Remove tap rooted weeds. You can buy specific taproot tools to avoid disturbing soil and plants around the weed and make removal easier. Try to remove entire taproot or it will re-grow. If no other option, apply either glyphosate-based systematic weed killer to specific weed; this will kill the root; or an alternative to glyphosate is pelargonic acid (naturally occurring in geranium leaves).
Put weeds to good use – make homemade nettle compost tea! High in nitrogen. Great for new shoots.
Make homemade Comfrey compost tea! High in potassium to encourage flowers and fruits.
Look out for pests & diseases on plants i.e. rose black spot, lily beetle.
Slugs & snails - either pick off, use beer traps, copper rings, shingle/egg shells, nematodes ‘Nemaslug’. If using slug pellets try to use organic ferric phosphate (child & pet friendly) I personally use Sluggo Slug & Snail Killer by Neudorff; can be used on edible crops also resistant to rain. Avoid metaldehyde-based products.

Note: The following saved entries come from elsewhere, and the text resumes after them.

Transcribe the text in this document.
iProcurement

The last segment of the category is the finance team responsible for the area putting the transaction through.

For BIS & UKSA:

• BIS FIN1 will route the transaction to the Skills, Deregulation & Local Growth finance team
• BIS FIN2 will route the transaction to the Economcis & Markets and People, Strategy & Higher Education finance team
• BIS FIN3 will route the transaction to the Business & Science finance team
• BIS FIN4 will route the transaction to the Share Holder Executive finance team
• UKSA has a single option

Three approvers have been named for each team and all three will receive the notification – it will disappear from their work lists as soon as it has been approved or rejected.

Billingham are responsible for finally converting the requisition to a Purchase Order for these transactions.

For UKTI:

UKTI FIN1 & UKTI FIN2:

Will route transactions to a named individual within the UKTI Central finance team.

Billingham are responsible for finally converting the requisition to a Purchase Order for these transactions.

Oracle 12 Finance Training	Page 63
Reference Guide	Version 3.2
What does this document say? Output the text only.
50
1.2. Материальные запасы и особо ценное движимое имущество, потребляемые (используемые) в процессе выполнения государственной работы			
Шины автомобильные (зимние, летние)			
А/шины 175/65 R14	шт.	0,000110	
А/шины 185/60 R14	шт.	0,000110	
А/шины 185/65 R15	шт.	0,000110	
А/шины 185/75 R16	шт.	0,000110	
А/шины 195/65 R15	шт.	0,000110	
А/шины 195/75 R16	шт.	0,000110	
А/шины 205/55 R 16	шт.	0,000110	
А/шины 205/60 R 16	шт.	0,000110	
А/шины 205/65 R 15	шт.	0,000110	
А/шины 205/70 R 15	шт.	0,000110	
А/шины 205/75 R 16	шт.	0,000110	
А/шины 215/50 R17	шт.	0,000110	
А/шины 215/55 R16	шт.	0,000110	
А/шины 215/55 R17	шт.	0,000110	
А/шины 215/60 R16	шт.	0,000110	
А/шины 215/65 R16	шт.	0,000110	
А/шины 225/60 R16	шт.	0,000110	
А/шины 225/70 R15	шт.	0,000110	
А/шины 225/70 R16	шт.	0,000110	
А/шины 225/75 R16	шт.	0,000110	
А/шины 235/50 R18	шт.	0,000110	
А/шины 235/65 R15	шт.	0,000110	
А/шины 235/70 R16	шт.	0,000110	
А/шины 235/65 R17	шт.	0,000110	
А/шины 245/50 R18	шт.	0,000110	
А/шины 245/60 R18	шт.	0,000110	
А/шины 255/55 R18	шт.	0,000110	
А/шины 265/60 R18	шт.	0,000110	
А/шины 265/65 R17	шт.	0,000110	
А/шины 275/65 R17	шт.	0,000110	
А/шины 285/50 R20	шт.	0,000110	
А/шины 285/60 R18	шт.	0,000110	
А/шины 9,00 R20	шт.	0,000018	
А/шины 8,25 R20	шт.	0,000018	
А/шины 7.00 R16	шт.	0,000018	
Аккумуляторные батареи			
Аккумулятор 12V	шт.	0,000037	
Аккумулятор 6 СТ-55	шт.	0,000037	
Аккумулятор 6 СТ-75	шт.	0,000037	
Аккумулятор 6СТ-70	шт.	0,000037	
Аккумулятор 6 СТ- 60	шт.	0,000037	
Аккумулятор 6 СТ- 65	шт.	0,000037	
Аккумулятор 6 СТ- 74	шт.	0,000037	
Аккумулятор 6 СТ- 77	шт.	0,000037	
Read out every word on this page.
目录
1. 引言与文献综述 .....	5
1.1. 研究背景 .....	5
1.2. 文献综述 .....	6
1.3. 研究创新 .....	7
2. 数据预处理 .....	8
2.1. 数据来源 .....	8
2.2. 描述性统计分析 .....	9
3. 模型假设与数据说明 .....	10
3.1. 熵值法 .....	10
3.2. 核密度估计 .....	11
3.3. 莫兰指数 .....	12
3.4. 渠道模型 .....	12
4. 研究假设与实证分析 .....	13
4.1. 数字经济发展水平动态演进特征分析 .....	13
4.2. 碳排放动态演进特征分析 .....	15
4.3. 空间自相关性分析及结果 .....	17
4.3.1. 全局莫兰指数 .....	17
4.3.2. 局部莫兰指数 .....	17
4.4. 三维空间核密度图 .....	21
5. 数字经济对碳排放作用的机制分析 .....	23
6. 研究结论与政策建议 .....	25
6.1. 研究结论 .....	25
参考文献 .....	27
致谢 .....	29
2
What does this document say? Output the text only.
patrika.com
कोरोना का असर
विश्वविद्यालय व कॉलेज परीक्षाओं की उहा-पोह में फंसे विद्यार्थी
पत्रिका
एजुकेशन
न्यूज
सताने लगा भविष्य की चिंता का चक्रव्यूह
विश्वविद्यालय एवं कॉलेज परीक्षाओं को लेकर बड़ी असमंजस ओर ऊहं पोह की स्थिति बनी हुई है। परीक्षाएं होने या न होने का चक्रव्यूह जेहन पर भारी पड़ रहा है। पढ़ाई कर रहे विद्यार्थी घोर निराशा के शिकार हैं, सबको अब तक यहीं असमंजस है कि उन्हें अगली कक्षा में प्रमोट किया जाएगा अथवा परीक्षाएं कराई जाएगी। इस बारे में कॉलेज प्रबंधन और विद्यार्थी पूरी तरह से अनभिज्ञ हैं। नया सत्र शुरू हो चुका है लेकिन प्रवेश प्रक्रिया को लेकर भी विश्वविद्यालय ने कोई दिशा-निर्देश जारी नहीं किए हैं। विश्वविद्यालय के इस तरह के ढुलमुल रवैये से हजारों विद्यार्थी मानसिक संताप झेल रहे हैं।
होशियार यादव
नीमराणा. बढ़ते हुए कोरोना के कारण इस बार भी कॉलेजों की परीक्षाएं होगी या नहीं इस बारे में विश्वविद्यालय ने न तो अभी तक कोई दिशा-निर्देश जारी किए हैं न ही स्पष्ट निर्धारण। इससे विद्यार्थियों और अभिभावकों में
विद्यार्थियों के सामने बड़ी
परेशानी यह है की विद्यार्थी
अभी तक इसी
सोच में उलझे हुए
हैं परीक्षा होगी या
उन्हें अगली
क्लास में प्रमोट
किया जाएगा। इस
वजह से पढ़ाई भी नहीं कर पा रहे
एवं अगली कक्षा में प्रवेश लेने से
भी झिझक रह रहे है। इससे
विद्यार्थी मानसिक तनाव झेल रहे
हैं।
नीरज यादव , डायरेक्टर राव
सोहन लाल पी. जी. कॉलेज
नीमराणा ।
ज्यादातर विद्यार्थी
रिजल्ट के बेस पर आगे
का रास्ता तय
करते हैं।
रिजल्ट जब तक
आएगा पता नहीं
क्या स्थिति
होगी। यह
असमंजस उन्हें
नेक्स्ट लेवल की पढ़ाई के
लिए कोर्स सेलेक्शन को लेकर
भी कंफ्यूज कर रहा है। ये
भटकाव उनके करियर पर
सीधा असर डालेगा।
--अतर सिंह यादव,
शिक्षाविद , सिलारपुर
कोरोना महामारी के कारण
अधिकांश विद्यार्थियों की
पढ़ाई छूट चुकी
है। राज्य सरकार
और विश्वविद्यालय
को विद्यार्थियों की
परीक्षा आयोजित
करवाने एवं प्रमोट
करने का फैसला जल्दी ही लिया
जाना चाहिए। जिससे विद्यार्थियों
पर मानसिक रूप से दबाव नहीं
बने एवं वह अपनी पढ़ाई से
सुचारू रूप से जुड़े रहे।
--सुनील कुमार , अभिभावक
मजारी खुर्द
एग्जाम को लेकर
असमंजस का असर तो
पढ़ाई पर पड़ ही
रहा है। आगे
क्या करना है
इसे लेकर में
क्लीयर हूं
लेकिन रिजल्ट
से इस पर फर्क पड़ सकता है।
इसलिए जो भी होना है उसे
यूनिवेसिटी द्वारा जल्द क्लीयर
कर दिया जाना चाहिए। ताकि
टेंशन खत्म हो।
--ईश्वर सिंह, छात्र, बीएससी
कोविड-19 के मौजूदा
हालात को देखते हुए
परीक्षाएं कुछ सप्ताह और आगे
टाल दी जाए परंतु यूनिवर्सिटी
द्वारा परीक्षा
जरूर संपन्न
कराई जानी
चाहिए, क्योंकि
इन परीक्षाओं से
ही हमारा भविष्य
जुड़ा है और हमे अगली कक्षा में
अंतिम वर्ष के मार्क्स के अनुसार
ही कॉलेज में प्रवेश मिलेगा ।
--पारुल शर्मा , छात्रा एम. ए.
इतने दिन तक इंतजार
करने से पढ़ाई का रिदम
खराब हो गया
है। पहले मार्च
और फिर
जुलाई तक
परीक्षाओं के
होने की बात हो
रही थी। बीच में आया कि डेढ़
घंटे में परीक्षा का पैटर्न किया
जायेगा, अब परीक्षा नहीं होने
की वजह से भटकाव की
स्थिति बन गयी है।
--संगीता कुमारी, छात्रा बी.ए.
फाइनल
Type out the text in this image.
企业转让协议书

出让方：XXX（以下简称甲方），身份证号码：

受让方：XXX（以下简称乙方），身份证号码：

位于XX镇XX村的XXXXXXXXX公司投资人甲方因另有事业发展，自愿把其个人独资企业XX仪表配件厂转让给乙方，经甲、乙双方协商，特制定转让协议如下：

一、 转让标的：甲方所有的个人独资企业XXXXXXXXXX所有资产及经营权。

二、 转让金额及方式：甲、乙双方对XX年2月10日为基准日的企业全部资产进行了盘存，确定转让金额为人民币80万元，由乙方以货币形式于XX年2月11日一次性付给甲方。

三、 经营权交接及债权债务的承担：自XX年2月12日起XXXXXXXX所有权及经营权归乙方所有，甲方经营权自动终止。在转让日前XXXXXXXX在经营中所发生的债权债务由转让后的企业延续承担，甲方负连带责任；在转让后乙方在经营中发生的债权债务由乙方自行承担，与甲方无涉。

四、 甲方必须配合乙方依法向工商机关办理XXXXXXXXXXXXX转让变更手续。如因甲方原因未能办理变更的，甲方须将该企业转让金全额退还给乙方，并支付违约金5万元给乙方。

Vine Weevil can be a real problem in pots. The beetles are active now so physically remove if you see them or use Nematodes. ‘Nemasys’ is a biological vine weevil killer, which is fast active and compatible with organic gardening. Simply water into pots. Treatments lasts six weeks.
Gardens are delicately balanced ecosystems so try not to totally eradicate pests as they will be a food source for other creatures i.e. birds/frogs love slugs & snails! Everything co-existing, with no dominant species, will equal a healthy garden!